The Kenya Revenue Authority has refuted claims that the snarl-up of trucks at the Kenya-Tanzania border town of Namanga is due to an increment of taxes on liquid petroleum gas (LPG), even as the agency as seeks to hasten the resolution of the impasse.
The taxman said on Wednesday that the LPG tax was reintroduced by the Kenyan government in July 2021, after being zero-rated in 2016, but had not been increased.
Some importers were, however, undervaluing their LPG products to evade tax and have since been issued with notices to comply after which their trucks will be cleared from the border post, KRA said in a statement.
“It is also significant to note that the LPG products in question are not sourced from the East African Community Partner States as reported,” read the statement signed by KRA’s Deputy Commissioner for Customs Revenue and Regional Coordination.
The tax impasse at the Namanga border post has caused a build-up of transit trucks, some destined for as far as South Sudan.
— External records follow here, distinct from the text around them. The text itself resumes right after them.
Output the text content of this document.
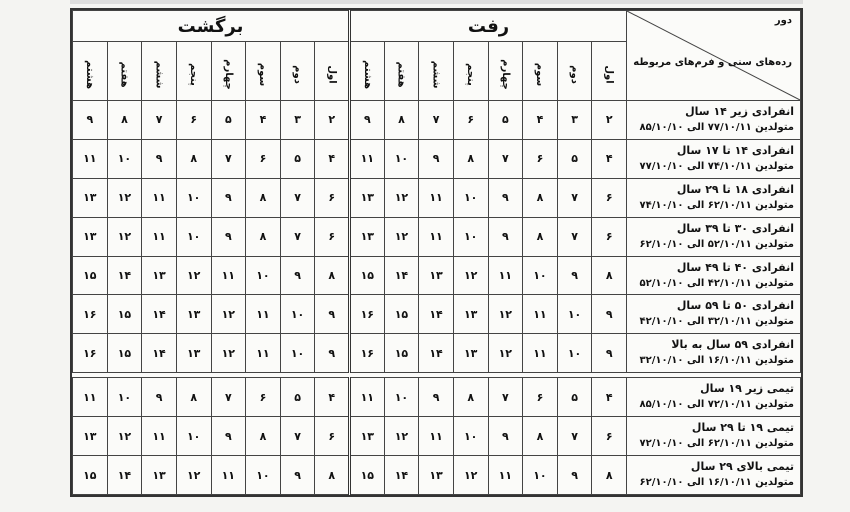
دور
رده‌های سنی و فرم‌های مربوطه	رفت								برگشت							
	اول	دوم	سوم	چهارم	پنجم	ششم	هفتم	هشتم	اول	دوم	سوم	چهارم	پنجم	ششم	هفتم	هشتم

انفرادی زیر ۱۴ سال
متولدین ۷۷/۱۰/۱۱ الی ۸۵/۱۰/۱۰	۲	۳	۴	۵	۶	۷	۸	۹	۲	۳	۴	۵	۶	۷	۸	۹

انفرادی ۱۴ تا ۱۷ سال
متولدین ۷۴/۱۰/۱۱ الی ۷۷/۱۰/۱۰	۴	۵	۶	۷	۸	۹	۱۰	۱۱	۴	۵	۶	۷	۸	۹	۱۰	۱۱

انفرادی ۱۸ تا ۲۹ سال
متولدین ۶۲/۱۰/۱۱ الی ۷۴/۱۰/۱۰	۶	۷	۸	۹	۱۰	۱۱	۱۲	۱۳	۶	۷	۸	۹	۱۰	۱۱	۱۲	۱۳

انفرادی ۳۰ تا ۳۹ سال
متولدین ۵۲/۱۰/۱۱ الی ۶۲/۱۰/۱۰	۶	۷	۸	۹	۱۰	۱۱	۱۲	۱۳	۶	۷	۸	۹	۱۰	۱۱	۱۲	۱۳

انفرادی ۴۰ تا ۴۹ سال
متولدین ۴۲/۱۰/۱۱ الی ۵۲/۱۰/۱۰	۸	۹	۱۰	۱۱	۱۲	۱۳	۱۴	۱۵	۸	۹	۱۰	۱۱	۱۲	۱۳	۱۴	۱۵

انفرادی ۵۰ تا ۵۹ سال
متولدین ۳۲/۱۰/۱۱ الی ۴۲/۱۰/۱۰	۹	۱۰	۱۱	۱۲	۱۳	۱۴	۱۵	۱۶	۹	۱۰	۱۱	۱۲	۱۳	۱۴	۱۵	۱۶

انفرادی ۵۹ سال به بالا
متولدین ۱۶/۱۰/۱۱ الی ۳۲/۱۰/۱۰	۹	۱۰	۱۱	۱۲	۱۳	۱۴	۱۵	۱۶	۹	۱۰	۱۱	۱۲	۱۳	۱۴	۱۵	۱۶

تیمی زیر ۱۹ سال
متولدین ۷۲/۱۰/۱۱ الی ۸۵/۱۰/۱۰	۴	۵	۶	۷	۸	۹	۱۰	۱۱	۴	۵	۶	۷	۸	۹	۱۰	۱۱

تیمی ۱۹ تا ۲۹ سال
متولدین ۶۲/۱۰/۱۱ الی ۷۲/۱۰/۱۰	۶	۷	۸	۹	۱۰	۱۱	۱۲	۱۳	۶	۷	۸	۹	۱۰	۱۱	۱۲	۱۳

تیمی بالای ۲۹ سال
متولدین ۱۶/۱۰/۱۱ الی ۶۲/۱۰/۱۰	۸	۹	۱۰	۱۱	۱۲	۱۳	۱۴	۱۵	۸	۹	۱۰	۱۱	۱۲	۱۳	۱۴	۱۵
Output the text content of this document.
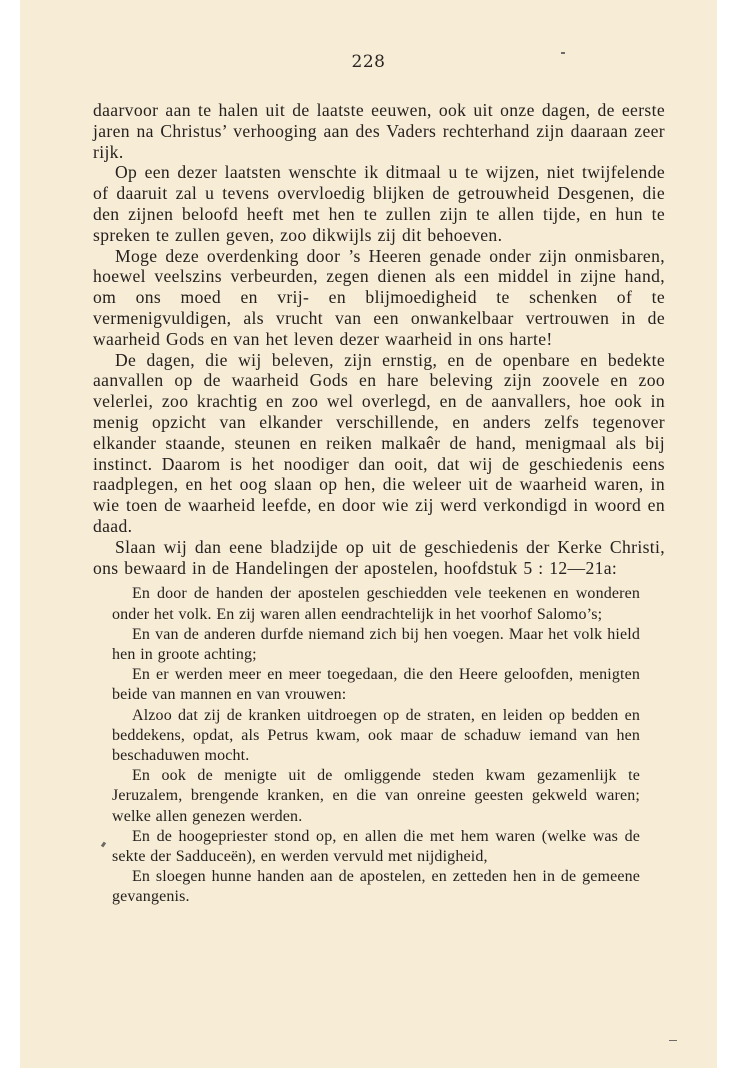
228

daarvoor aan te halen uit de laatste eeuwen, ook uit onze dagen, de eerste jaren na Christus’ verhooging aan des Vaders rechterhand zijn daaraan zeer rijk.

Op een dezer laatsten wenschte ik ditmaal u te wijzen, niet twijfelende of daaruit zal u tevens overvloedig blijken de getrouwheid Desgenen, die den zijnen beloofd heeft met hen te zullen zijn te allen tijde, en hun te spreken te zullen geven, zoo dikwijls zij dit behoeven.

Moge deze overdenking door ’s Heeren genade onder zijn onmisbaren, hoewel veelszins verbeurden, zegen dienen als een middel in zijne hand, om ons moed en vrij- en blijmoedigheid te schenken of te vermenigvuldigen, als vrucht van een onwankelbaar vertrouwen in de waarheid Gods en van het leven dezer waarheid in ons harte!

De dagen, die wij beleven, zijn ernstig, en de openbare en bedekte aanvallen op de waarheid Gods en hare beleving zijn zoovele en zoo velerlei, zoo krachtig en zoo wel overlegd, en de aanvallers, hoe ook in menig opzicht van elkander verschillende, en anders zelfs tegenover elkander staande, steunen en reiken malkaêr de hand, menigmaal als bij instinct. Daarom is het noodiger dan ooit, dat wij de geschiedenis eens raadplegen, en het oog slaan op hen, die weleer uit de waarheid waren, in wie toen de waarheid leefde, en door wie zij werd verkondigd in woord en daad.

Slaan wij dan eene bladzijde op uit de geschiedenis der Kerke Christi, ons bewaard in de Handelingen der apostelen, hoofdstuk 5 : 12—21a:

En door de handen der apostelen geschiedden vele teekenen en wonderen onder het volk. En zij waren allen eendrachtelijk in het voorhof Salomo’s;

En van de anderen durfde niemand zich bij hen voegen. Maar het volk hield hen in groote achting;

En er werden meer en meer toegedaan, die den Heere geloofden, menigten beide van mannen en van vrouwen:

Alzoo dat zij de kranken uitdroegen op de straten, en leiden op bedden en beddekens, opdat, als Petrus kwam, ook maar de schaduw iemand van hen beschaduwen mocht.

En ook de menigte uit de omliggende steden kwam gezamenlijk te Jeruzalem, brengende kranken, en die van onreine geesten gekweld waren; welke allen genezen werden.

En de hoogepriester stond op, en allen die met hem waren (welke was de sekte der Sadduceën), en werden vervuld met nijdigheid,

En sloegen hunne handen aan de apostelen, en zetteden hen in de gemeene gevangenis.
Some of the LPG trucks have reportedly started leaking, endangering the safety of the drivers, residents, and workers in the area.
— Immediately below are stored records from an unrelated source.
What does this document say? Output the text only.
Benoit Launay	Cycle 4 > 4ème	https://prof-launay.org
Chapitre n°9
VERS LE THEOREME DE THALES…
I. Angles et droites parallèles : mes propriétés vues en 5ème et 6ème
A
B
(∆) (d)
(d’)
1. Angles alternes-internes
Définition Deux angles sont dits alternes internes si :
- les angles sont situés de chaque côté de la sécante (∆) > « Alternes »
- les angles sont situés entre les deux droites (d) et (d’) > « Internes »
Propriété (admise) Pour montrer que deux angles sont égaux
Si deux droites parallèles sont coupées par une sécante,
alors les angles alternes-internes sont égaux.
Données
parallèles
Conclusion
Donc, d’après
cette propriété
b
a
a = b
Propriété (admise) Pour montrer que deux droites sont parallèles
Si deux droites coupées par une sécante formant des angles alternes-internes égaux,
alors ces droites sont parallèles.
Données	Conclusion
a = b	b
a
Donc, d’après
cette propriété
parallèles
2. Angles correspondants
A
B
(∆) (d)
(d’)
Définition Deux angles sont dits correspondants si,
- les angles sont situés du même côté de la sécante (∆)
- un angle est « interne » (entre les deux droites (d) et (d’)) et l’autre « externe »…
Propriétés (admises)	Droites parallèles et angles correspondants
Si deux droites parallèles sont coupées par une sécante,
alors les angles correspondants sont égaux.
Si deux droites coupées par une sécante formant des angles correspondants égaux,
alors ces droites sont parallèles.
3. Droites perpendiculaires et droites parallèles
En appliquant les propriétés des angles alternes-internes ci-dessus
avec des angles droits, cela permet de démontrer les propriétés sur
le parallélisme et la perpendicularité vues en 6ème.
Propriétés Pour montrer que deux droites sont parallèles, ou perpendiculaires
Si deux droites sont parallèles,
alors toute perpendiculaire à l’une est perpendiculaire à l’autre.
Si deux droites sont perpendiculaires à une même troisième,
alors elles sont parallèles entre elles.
“We are ourselves very sceptical of working around here, because we are scared the trucks might explode,” Stephen Mutua, a Namanga resident, told NTV on Wednesday.
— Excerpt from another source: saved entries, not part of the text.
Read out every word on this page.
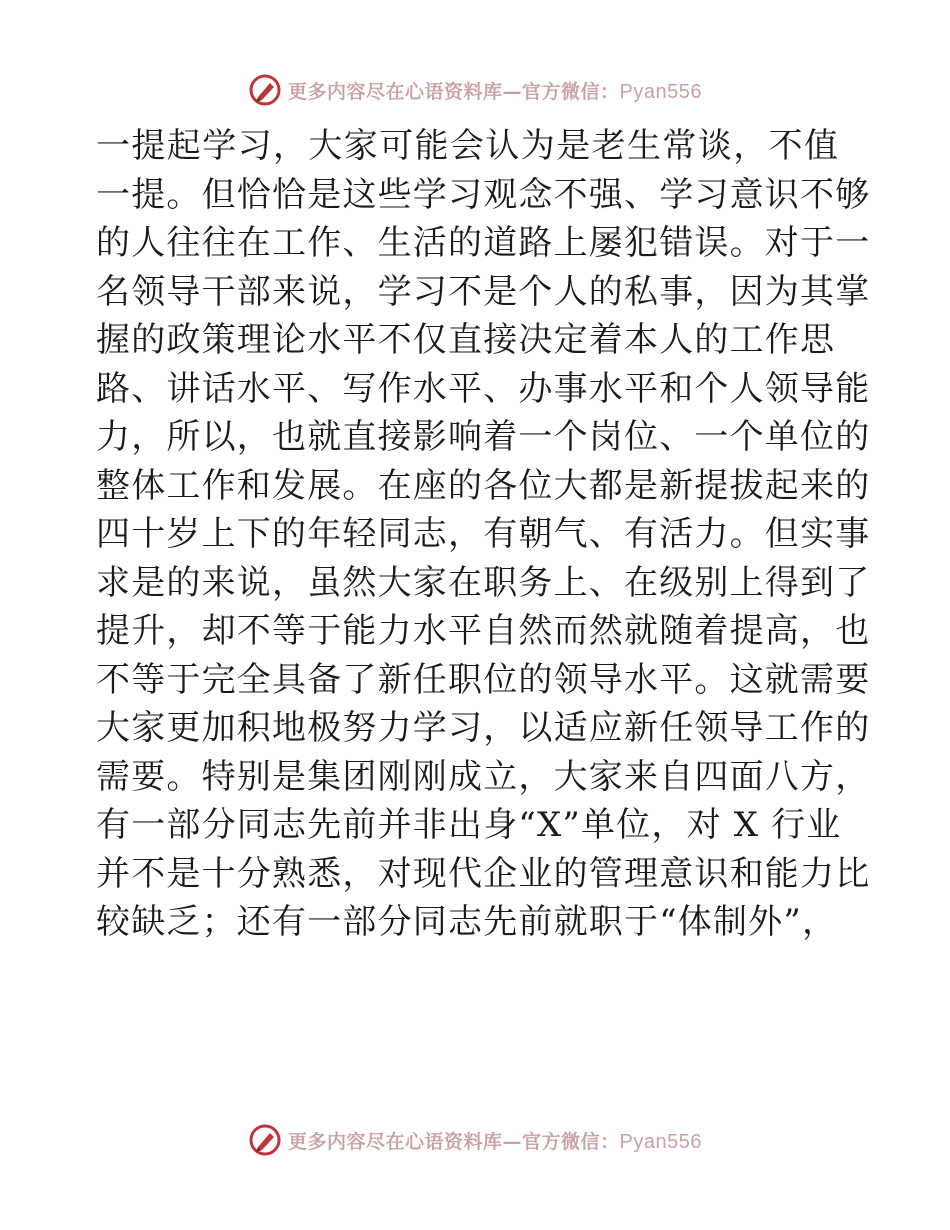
更多内容尽在心语资料库—官方微信：Pyan556
一提起学习，大家可能会认为是老生常谈，不值
一提。但恰恰是这些学习观念不强、学习意识不够
的人往往在工作、生活的道路上屡犯错误。对于一
名领导干部来说，学习不是个人的私事，因为其掌
握的政策理论水平不仅直接决定着本人的工作思
路、讲话水平、写作水平、办事水平和个人领导能
力，所以，也就直接影响着一个岗位、一个单位的
整体工作和发展。在座的各位大都是新提拔起来的
四十岁上下的年轻同志，有朝气、有活力。但实事
求是的来说，虽然大家在职务上、在级别上得到了
提升，却不等于能力水平自然而然就随着提高，也
不等于完全具备了新任职位的领导水平。这就需要
大家更加积地极努力学习，以适应新任领导工作的
需要。特别是集团刚刚成立，大家来自四面八方，
有一部分同志先前并非出身“X”单位，对 X 行业
并不是十分熟悉，对现代企业的管理意识和能力比
较缺乏；还有一部分同志先前就职于“体制外”，
更多内容尽在心语资料库—官方微信：Pyan556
“There are over 200 hundred trucks here and the LPG trucks put all of them in danger,” said Mohammed Muhin, a transit truck driver.
KRA said it is aware of the inconvenience and security risks caused by the LPG trucks, adding that it is working with the affected importers to resolve the issue.
“KRA has had an engagement with importers’ representatives and owners of the trucks and they have been instructed to quickly comply and clear their LPG consignments from the Namanga One-Stop Border Post.”